Spreading Rumors on Twitter  | American Journalism Review
 AJR  Features
From AJR,   June/July 2011

Spreading Rumors on Twitter   

Why that’s not the way to go Thurs. July 28, 2011

By Rem Rieder
Rem Rieder (rrieder@ajr.umd.edu) is AJR's editor and senior vice president.      

Talk about a bad idea.

Reuters' Felix Salmon says it's fine for journalists to pass along rumors via Twitter. If it turns out they are bogus, no big deal.

In a post ballyhooed on Romenesko, Salmon wrote, "I think that big flagship Twitter accounts like @Reuters or @WSJ should be held to a higher standard." But for individual reporters, tweet away.

Salmon's post came in the wake of the rumor, circulated on Twitter and soon discredited, that CNN had suspended host Piers Morgan.

Salmon's rationale is that reporters bat rumors back and forth in the newsroom all the time, and Twitter is the new newsroom. But that just doesn't hold up. It's one thing to gossip with a couple of colleagues at the watercooler or at the bar. It's quite another to send completely unsubstantiated information out to the world at large.

Once it's tweeted it can spread pretty quickly, as one Anthony Weiner could tell you. And not all incorrect information is buried as quickly as the Morgan tweet. Sometimes it can do real damage.

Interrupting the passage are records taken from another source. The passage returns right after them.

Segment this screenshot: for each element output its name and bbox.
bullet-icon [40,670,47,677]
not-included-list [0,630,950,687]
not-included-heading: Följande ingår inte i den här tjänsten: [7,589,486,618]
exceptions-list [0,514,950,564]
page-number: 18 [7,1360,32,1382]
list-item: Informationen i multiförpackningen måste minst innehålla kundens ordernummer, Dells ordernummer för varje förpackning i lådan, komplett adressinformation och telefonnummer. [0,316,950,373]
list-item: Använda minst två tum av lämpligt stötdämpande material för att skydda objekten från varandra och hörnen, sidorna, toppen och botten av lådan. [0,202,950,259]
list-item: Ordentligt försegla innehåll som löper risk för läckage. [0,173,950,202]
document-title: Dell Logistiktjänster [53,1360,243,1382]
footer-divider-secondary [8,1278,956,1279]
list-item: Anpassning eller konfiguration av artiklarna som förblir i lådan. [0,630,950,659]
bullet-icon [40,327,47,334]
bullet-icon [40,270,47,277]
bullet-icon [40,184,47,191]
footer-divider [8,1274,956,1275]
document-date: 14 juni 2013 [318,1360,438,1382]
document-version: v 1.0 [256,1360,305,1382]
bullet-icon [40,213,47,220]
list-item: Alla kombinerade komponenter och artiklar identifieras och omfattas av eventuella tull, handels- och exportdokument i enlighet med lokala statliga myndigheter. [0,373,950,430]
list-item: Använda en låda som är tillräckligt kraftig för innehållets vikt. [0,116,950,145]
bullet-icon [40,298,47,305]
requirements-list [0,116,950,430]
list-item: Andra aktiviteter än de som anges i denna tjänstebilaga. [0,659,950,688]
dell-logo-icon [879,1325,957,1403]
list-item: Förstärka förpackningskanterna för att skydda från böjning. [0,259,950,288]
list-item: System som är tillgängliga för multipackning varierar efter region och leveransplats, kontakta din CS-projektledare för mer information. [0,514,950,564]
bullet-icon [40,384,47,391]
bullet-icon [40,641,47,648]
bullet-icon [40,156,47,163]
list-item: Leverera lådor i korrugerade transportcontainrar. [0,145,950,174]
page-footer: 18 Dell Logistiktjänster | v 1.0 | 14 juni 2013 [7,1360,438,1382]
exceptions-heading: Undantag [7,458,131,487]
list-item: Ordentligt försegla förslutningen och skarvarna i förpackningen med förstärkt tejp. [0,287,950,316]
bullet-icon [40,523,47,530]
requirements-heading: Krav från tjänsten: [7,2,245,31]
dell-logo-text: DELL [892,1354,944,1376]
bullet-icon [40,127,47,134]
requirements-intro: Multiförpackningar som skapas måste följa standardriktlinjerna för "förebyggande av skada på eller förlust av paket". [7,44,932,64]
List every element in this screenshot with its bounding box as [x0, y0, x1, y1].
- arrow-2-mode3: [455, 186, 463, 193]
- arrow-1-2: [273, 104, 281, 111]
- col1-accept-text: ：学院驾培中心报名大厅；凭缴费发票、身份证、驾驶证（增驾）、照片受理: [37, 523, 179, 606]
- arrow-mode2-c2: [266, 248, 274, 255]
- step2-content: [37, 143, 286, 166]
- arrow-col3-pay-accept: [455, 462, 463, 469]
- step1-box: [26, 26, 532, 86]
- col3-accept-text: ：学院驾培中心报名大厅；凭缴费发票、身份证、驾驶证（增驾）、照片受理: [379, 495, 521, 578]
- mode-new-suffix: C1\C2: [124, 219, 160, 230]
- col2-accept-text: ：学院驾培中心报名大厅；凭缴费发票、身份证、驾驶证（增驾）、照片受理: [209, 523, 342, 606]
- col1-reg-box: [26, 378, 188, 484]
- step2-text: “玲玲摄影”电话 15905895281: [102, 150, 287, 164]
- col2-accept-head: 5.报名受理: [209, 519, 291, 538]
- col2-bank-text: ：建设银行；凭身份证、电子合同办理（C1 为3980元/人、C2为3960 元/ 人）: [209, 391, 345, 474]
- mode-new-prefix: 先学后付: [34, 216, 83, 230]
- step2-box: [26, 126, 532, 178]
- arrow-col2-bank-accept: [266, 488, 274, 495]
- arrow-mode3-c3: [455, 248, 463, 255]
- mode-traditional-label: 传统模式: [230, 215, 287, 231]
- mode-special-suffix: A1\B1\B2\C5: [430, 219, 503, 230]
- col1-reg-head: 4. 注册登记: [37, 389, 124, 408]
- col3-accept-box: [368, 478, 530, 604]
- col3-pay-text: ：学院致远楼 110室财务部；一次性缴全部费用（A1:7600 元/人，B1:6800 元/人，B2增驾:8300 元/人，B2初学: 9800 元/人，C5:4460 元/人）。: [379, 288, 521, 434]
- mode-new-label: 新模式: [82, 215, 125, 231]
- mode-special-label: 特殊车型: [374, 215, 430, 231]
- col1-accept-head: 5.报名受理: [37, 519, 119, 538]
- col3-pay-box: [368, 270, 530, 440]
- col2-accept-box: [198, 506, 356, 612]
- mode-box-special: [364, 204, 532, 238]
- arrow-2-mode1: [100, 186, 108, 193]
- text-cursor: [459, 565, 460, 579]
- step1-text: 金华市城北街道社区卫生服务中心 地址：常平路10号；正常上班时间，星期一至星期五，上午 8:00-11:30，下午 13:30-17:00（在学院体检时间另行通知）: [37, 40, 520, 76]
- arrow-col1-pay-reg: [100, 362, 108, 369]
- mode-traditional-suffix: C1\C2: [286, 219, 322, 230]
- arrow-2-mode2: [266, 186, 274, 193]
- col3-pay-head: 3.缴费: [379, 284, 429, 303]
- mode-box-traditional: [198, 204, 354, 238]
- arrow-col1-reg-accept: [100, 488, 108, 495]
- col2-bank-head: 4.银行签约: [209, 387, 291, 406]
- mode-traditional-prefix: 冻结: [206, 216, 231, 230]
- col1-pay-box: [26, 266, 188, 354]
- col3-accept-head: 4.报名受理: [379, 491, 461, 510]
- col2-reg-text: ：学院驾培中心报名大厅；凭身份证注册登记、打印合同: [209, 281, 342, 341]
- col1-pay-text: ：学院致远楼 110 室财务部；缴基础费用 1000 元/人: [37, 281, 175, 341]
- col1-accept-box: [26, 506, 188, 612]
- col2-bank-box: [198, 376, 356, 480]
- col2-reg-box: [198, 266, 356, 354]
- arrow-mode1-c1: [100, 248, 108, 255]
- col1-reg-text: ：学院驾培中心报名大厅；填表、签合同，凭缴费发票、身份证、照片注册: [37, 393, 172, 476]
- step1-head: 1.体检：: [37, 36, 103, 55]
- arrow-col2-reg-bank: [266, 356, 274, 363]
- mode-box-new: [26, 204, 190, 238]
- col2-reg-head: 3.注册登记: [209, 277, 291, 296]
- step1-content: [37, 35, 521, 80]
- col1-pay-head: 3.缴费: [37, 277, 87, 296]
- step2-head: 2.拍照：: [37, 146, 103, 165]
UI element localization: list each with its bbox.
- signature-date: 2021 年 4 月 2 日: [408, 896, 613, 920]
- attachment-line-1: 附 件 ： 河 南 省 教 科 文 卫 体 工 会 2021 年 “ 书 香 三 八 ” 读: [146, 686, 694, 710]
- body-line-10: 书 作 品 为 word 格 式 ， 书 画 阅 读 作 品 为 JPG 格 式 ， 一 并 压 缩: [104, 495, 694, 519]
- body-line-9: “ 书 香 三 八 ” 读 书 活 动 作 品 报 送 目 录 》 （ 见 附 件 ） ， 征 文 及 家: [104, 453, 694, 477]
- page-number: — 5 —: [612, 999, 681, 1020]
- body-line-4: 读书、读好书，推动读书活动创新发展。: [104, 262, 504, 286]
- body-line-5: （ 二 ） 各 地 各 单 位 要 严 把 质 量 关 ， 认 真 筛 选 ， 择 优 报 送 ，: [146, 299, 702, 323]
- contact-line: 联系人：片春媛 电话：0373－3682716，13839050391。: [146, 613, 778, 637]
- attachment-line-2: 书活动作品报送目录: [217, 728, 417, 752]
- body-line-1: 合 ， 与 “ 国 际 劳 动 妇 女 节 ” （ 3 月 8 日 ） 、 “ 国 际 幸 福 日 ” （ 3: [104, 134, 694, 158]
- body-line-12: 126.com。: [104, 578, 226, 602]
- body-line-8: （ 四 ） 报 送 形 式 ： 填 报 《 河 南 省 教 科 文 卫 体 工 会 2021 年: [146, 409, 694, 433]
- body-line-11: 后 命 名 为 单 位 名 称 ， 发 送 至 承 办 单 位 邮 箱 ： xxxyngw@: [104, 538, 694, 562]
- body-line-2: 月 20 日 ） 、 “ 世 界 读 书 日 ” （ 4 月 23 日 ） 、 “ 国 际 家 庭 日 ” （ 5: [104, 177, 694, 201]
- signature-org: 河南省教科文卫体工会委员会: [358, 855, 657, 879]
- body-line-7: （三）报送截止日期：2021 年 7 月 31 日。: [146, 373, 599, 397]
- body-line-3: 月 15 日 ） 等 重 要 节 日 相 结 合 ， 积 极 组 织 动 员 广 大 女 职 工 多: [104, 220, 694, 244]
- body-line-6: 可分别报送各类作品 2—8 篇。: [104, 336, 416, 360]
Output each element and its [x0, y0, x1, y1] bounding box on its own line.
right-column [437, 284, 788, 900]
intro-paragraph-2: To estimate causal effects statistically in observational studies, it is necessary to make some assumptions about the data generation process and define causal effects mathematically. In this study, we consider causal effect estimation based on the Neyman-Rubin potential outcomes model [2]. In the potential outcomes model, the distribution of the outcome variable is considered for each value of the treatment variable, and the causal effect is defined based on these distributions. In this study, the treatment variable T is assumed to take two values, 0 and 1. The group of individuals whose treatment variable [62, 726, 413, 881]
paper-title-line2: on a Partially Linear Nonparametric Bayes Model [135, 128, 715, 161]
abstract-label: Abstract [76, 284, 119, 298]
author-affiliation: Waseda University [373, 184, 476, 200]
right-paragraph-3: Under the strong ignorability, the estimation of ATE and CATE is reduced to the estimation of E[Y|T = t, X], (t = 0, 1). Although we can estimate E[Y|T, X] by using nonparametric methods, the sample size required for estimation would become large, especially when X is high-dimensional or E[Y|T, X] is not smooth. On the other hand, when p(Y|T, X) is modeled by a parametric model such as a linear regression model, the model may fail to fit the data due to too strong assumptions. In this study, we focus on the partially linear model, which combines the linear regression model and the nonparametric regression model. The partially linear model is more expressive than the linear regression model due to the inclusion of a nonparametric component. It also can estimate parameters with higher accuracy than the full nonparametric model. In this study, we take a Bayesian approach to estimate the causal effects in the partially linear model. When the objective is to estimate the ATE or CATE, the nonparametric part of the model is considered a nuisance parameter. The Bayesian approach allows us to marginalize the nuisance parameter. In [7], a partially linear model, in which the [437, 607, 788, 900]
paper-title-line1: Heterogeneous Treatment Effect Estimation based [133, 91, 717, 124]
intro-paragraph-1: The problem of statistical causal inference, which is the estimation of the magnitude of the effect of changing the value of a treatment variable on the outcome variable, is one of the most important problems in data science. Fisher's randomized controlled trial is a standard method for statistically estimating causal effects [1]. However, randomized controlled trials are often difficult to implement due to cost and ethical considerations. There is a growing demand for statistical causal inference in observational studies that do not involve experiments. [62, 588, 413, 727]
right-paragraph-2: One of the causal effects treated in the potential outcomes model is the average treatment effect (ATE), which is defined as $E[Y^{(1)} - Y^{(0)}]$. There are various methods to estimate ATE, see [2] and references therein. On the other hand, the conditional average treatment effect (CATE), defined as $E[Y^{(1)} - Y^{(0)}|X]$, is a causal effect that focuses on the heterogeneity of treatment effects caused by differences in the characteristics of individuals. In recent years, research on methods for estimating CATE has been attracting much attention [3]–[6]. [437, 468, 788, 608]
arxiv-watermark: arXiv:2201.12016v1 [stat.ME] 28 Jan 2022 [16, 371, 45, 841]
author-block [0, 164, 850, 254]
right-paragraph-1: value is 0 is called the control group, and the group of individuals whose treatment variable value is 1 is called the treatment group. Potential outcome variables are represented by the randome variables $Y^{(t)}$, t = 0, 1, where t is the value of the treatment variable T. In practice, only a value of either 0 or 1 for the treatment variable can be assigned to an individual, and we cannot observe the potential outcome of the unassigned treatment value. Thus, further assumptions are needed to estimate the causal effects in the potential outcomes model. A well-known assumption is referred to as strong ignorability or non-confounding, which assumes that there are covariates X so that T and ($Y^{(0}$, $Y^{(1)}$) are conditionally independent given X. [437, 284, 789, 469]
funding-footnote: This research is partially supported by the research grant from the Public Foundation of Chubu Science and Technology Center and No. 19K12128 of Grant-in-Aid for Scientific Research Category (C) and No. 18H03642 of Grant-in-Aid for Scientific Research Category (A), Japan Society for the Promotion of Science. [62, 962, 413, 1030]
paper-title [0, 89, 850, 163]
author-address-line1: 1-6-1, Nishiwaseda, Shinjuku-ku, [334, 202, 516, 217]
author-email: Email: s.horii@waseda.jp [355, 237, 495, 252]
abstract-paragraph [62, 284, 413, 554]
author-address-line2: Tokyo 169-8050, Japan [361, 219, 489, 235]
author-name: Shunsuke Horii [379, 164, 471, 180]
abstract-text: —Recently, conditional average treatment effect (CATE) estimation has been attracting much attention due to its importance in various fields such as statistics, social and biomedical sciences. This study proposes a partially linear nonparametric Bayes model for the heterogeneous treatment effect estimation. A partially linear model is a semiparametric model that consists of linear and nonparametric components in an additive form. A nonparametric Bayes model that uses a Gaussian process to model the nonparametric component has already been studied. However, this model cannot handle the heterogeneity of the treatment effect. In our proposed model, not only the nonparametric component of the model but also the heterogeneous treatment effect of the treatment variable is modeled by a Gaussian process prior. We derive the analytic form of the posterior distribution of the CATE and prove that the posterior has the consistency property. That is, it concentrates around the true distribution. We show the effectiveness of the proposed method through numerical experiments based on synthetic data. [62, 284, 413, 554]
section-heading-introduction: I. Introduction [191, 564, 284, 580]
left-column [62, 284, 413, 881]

One very real fear is that, in our hypercompetitive 24/7 news environment, the premium on speed will lead to rushed, inadequately reported stories that turn out to be wrong. Remember that bleak moment in January when NPR incorrectly reported that Rep. Gabrielle Giffords had died. The Salmon approach increases that danger exponentially.

More than ever in the past, a reporter's individual reputation, or brand, matters. With the way people access information now, they are apt to seek out individual writers rather than specific news organizations. And what can damage a reporter's credibility more than distributing bad information?

Also, what's the upside? What does throwing out there something that may or may not be true add to the conversation?

I'll bet British anchor Jon Snow, who tweeted that Morgan had been suspended, would like that one back.

Morgan is a former editor of Rupert Murdoch's now-shuttered News of the World, the focus of Britain's phone–hacking scandal. And questions have been raised about whether he engaged in hacking while he was at the paper (he says no).

Morgan, no stranger to the Twitterverse, quickly responded, "Sorry to disappoint you all, but I'm afraid poor old @jonsnowC4 got duped by a fake Twitter account. I've not been suspended by CNN."

Snow promptly tweeted, "Retraction ahoy..rumour mill produced info on Piers Morgan..was issued on a fake NOW accouint.no truth that Piers Morgan suspended by CNN." He deleted his original tweet.

Finally, while Salmon may regard Twitter as a newsroom, there are plenty of people who see it as a news service. When Navy Seals killed Osama bin Laden in May, a prevalent meme was that Keith Urbahn, an aide to former Defense Secretary Donald Rumsfeld, had "broken" the story on Twitter.

In fact, he had done no such thing. He simply passed on a rumor, in this case one that happened to be true. It could just as easily have been false.